A. The most important thing is the faith. We see miracles in the way we work. We pray when we are in need, and we see answers from God. In situations like the economic crisis, pandemic, and whatever circumstances may come, we seek his will.
We have seen answers in many things, for example, in the fact that we have achieved a turnover above what we had planned.
After faith, there is the Christian ethic. When we say we are Christians, it is because the principles it gives us - don't steal, don't lie, don't "kill" the competition - are what guide the way we are and the way we act.
Anyone who visits us sees the Bibles, the verses... We don't hide who we are from anyone. We honour God by following the principles found in the Bible, and we apply an ethic that comes from Christianity, not from Freemasonry or a business association, but from the Word of God.
This ethic is what makes you love your neighbour as yourself, which in business terms is the same as striving for a win-win strategy, i.e. that the customer wins and we win.
In the business world there are principles that apply just as in personal life. Lying is easy, cheating is easy, but that is why we have ethics and a healthy culture that protects us.

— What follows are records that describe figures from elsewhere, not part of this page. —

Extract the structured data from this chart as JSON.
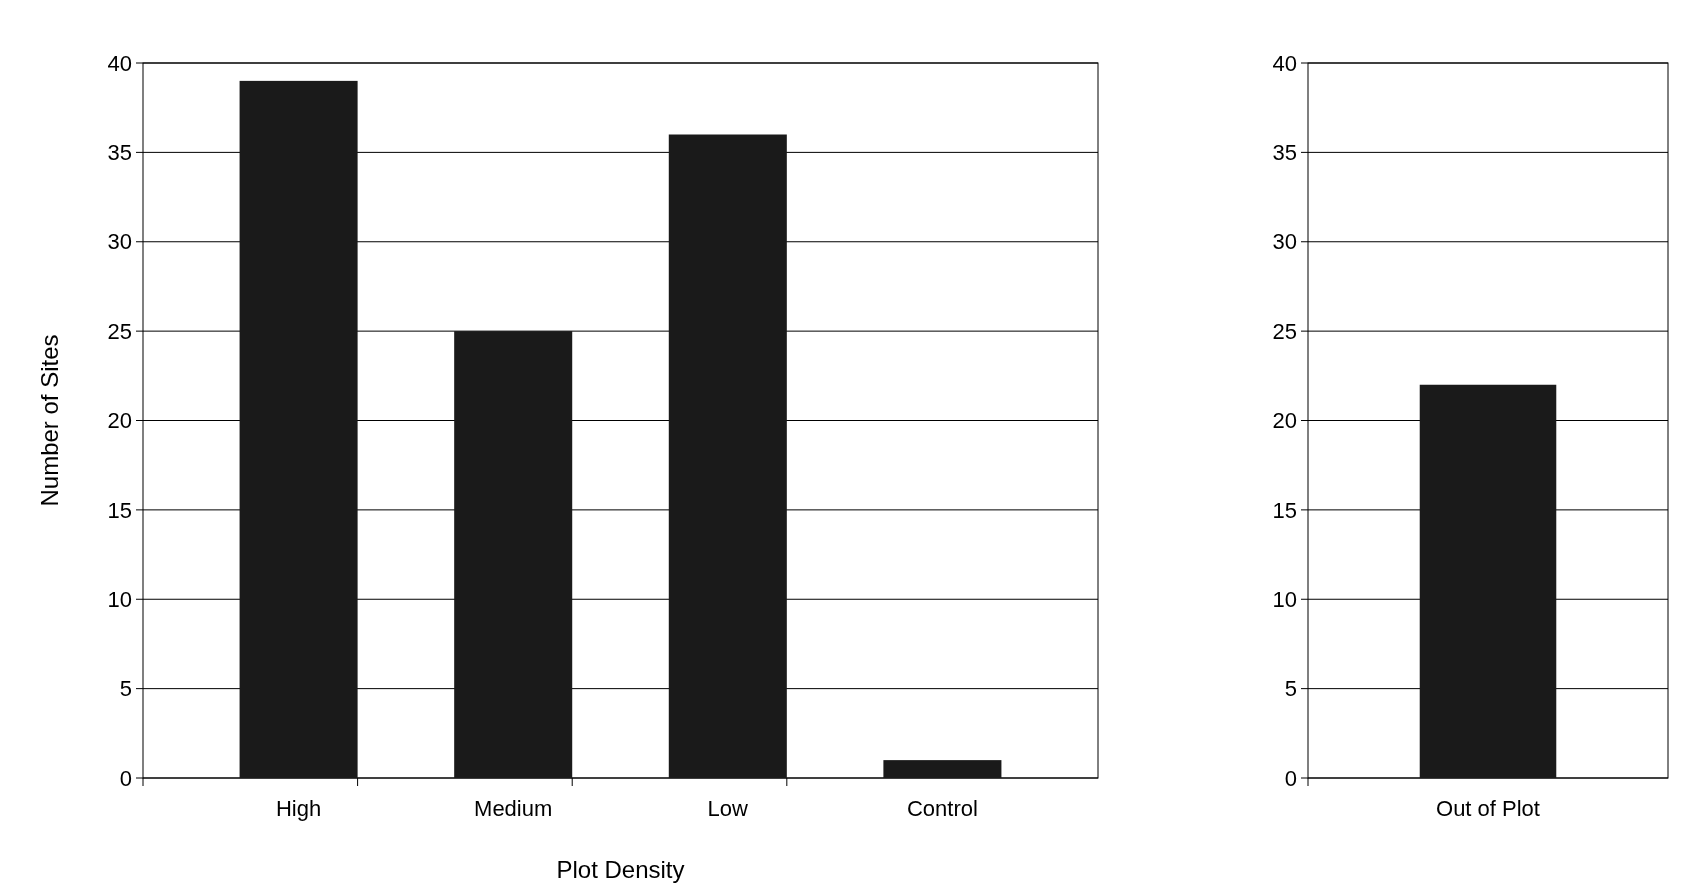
{
  "chart_data": [
    {
      "type": "bar",
      "xlabel": "Plot Density",
      "ylabel": "Number of Sites",
      "categories": [
        "High",
        "Medium",
        "Low",
        "Control"
      ],
      "series": [
        {
          "color": "#1a1a1a",
          "values": [
            39,
            25,
            36,
            1
          ]
        }
      ],
      "ylim": [
        0,
        40
      ],
      "yticks": [
        0,
        5,
        10,
        15,
        20,
        25,
        30,
        35,
        40
      ],
      "grid": "y"
    },
    {
      "type": "bar",
      "categories": [
        "Out of Plot"
      ],
      "series": [
        {
          "color": "#1a1a1a",
          "values": [
            22
          ]
        }
      ],
      "ylim": [
        0,
        40
      ],
      "yticks": [
        0,
        5,
        10,
        15,
        20,
        25,
        30,
        35,
        40
      ],
      "grid": "y"
    }
  ]
}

Of course there are challenges, enemies, difficulties because deliveries are not always difficult. But with that ethic, we trust in God who is sovereign and honours and blesses those who honour Him.
In the pandemic, for example, we managed to get through it, while other similar companies were closing down. In all this we see God at work.
Of course we are not perfect, and when we don't do things right, we apologise, but we also learn this from the Bible, from the application of its principles.
We are not better than anyone else, we are just in the marketplace to do the same as we do at home. We are not two-faced: what I am at home, I am also at work or at church.